Tazim Kassam has recently been appointed by Dean Cathryn Newton to a three-year term as Chair of the Department of Religion (2006-09). In addition, Professor Kassam has been centrally active in the development of a Muslim Cultures Program for the SU Programs Abroad/London program, and, together with Gustav Niebuhr and others, been instrumental in the proposing, reception and implementation of a Luce Foundation grant for ca $375,000 to fund a three-year initiative on “Religion, The Media, and International Relations” for graduate students in International Relations – with the possible development of a formal program to follow.

Marcia Robinson has been awarded a First Book Grant for Minority Scholars from the Louisville Institute, a Lilly Endowment program for the study of American religion. She will be on leave during the 2006-2007 academic year to finish the research and writing for a book on the religious thought and activism of African-American abolitionist and poet, Frances E. W. Harper. The book is provisionally entitled, Frances Ellen Watkins Harper, Black Christian Abolitionist Among the White Anti-Slavery Women of Maine.

Patricia Cox Miller has been awarded a Guggenheim Fellowship for the 2006-2007 academic year. She will be on leave to finish the research for and to write a book provisionally entitled *Signifying the Holy: The Corporeal Imagination in Late Antiquity.* The book will focus on a late Roman and early Byzantine religious sensibility that reconfigured the relation between materiality and meaning in a positive direction.

Edward Mooney's On Søren Kierkegaard: Diaglogue, Polemic, Lost Imtimacy, and Time, has just appeared from Ashgate (2007). George Pattison, Lady Margaret Professor of Divinity, Christ Church, Oxford, writes, "Ed Mooney has long been known as one of the more textually sensitive, philosophically nuanced and existentially insightful of contemporary Kierkegaard commentators. He alerts the unwary to often unnoticed dimensions of Kierkegaard's writing, both to its prayerful silences and to its fairground bombast and self-mockery. Anyone who cares about how the classics of modern thought can help us live better human lives will be encouraged, given heart, by this book, and led to see familiar texts and questions in a subtle but penetrating new light."

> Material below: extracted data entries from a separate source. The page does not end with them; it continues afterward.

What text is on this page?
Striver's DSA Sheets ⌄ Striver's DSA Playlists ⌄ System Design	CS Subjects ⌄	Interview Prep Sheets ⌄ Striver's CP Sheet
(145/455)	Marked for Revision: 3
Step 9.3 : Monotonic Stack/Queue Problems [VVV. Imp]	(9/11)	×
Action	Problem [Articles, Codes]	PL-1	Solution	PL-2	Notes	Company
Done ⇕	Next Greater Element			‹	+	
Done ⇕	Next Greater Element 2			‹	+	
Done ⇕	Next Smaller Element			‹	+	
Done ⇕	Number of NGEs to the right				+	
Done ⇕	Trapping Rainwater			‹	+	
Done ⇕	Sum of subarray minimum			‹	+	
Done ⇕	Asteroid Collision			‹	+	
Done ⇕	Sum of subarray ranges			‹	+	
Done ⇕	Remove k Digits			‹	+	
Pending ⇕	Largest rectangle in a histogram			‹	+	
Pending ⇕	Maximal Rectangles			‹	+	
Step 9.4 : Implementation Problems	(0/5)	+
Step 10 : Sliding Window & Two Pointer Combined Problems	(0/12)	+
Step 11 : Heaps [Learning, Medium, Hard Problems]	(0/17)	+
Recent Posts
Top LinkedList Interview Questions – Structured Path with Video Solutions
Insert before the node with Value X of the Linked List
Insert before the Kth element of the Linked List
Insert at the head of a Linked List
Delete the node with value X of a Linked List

The Department is well-placed, through faculty members Professors Ann Grodzins Gold and Philip Arnold, to be a major participant in the recent College-secured Mellon grant for $1,028,000. One of the five "thematic clusters" or subject areas and topics for which the grant will be used is "Cultures and Religions" in a global context. This thematic focus will emphasize the interrelationship of diverse religions as practiced and located in larger socio-cultural contexts, and will - in the near term - focus on American religion and culture, South Asian religion and culture, and Native American religion and culture.

The Mellon grant and the work of the five thematic clusters will feature interuniversity and interdisciplinary professional, academic work within a "Humanities Corridor" made up of Cornell, University of Rochester, and Syracuse University. The Department of Religion at Syracuse University is proud to be a part of this imaginative project.

Dr. John D. Caputo, The Weakness of God: A Theology of the Event (Indiana, 2006) has received the 2007 AAR Book Award for excellence in the study of Religion, "Constructive-Reflective Studies." Dr. Caputo's most recent books are: After the Death of God, co-authored with Italian philosopher Gianni Vattimo, and edited by SU's Jeffrey Robbins (Columbia UP, 2007); and What would Jesus Deconstruct?: The Good News of Postmodernism for the Church (Baker Academic Press, November 1, 2007). An edited volume (Mark Dooley, editor Albany: SUNY Press, 2003) has been published recently in his honor entitled A Passion for the Impossible: John D. Caputo in Focus. Dr. Caputo, who joined the department as the Thomas J. Watson Professorship in Religion and Humanities in the Fall, 2004, is noted for his seminal work in the Continental Philosophy of Religion, and for his numerous publications and awards.